Кошкин так на это и отвечал:

— Мистик ты, Сидоров, как все поэты. К тому же, влюбился и сильно поглупел. Но я тебя все равно уважаю — ты правильный кот. Царь-крысу завалил!.. Слушай, валерьянка есть. Давай по маленькой, а?

— Нет, Кошкин. Запах будет, — отказался Сидоров. — Я хочу, чтоб на тверезую голову все было. Слушай, ты знаешь что — поговори-ка там с Фельдманом о чем-нибудь философском. Он это любит, он интеллигентный.

— А я какой, по-твоему? — обиделся Кошкин. — Я страсть как по философии люблю толковать!

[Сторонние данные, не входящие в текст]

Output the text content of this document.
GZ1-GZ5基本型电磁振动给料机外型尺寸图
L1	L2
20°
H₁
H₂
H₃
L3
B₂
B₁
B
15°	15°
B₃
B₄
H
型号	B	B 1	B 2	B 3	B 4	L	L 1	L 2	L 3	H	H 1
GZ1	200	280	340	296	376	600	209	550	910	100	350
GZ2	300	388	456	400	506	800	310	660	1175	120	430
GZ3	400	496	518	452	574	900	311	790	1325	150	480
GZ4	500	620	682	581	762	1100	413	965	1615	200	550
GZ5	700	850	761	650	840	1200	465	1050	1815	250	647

И они понесли своих крыс, отчего и создалась описанная несколько выше картина. При этом, Сидоров нес крысу и думал:

— Ну и пусть, что часто котиться будет — прокормимся. Раз мы с Кошкиным дружим, то можно столовую на бригадный подряд вдвоем взять. На предмет истребления крыс. Ну и, Мурка тоже поможет, если что. А там кормежка хорошая. И ни одна собака уже не сунется — а как же, работники столовой. Все по закону. Прокормимся!

О чем думал в это время Кошкин, сказать трудно, потому что рот его был занят крысой, а мысли Кошкина Сидоров не читал. У клена их процессия распалось — боец Кошкин полез вверх, а боец Сидоров пошел к подъезду Митюковой.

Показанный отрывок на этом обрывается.